Der Kern des Protokolls besteht aus zwei grundlegenden Nachrichtentypen: Path-Nachrichten, die vom Sender ausgehen und den Datenpfad beschreiben, sowie Resv-Nachrichten, die vom Empfänger zurückgesendet werden und die eigentliche Ressourcenreservierung entlang des Pfades vornehmen. RSVP verwendet einen Soft-State-Mechanismus, bei dem reservierte Zustände periodisch durch Path- und Resv-Nachrichten erneuert werden müssen. Bei Ausbleiben der Erneuerung verfallen die Reservierungen automatisch, was eine hohe Robustheit gegenüber Netzwerkveränderungen und Routerausfällen bietet.

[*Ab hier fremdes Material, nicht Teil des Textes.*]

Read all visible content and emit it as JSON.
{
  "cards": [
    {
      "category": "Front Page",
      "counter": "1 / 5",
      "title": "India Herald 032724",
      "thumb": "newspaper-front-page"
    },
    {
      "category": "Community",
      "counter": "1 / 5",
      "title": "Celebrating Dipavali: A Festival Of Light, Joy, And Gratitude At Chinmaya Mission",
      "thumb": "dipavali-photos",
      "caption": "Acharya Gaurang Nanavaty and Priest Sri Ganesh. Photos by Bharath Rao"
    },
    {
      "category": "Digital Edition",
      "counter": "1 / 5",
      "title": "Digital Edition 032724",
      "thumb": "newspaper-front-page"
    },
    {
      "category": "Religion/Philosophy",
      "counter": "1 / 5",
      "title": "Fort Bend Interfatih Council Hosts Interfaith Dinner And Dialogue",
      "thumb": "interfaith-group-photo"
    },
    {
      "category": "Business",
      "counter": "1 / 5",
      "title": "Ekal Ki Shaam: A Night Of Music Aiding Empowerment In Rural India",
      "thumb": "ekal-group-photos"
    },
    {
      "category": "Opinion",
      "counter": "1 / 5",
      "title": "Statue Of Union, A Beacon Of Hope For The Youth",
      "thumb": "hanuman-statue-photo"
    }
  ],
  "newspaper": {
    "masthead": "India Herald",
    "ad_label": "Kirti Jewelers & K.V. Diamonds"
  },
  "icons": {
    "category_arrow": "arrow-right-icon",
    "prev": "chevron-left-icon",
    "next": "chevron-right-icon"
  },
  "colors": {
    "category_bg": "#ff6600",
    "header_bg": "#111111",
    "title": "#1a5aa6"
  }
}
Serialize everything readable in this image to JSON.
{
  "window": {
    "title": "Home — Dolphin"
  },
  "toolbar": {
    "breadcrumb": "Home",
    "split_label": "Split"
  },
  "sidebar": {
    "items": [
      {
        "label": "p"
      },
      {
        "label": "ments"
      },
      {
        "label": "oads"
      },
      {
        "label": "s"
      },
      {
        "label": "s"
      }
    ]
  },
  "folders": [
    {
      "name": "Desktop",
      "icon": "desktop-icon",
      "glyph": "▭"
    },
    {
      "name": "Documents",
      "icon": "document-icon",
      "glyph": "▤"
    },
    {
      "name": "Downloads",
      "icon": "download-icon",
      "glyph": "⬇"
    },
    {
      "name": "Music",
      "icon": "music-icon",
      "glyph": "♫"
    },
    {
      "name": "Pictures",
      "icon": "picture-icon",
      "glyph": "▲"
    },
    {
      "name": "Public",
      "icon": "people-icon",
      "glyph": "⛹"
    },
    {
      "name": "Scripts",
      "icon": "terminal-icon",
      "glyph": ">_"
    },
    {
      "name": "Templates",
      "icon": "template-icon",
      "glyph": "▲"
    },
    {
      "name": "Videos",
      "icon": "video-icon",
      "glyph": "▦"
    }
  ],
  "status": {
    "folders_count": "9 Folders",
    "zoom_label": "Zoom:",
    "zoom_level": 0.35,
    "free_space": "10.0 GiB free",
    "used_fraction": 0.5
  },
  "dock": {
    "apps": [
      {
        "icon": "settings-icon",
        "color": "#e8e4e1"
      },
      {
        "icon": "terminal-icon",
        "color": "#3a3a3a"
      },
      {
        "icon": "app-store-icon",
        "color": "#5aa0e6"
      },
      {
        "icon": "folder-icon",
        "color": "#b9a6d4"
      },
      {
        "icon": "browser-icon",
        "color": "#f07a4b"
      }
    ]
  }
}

Historisch gesehen war RSVP ein zentraler Bestandteil der Integrated Services-Architektur und sollte QoS im klassischen Internet ermöglichen. Obwohl es sich aufgrund seiner Komplexität und des Aufwands für die Zustandsverwaltung in großen Netzen nicht breitflächig durchsetzte, legte es wichtige Grundlagen für moderne QoS-Konzepte und wird in speziellen Umgebungen wie MPLS-TE (Traffic Engineering) weiterhin genutzt. Seine Empfängerorientierung und die Unterstützung heterogener Anforderungen in Multicast-Gruppen blieben richtungsweisend für nachfolgende Protokolle.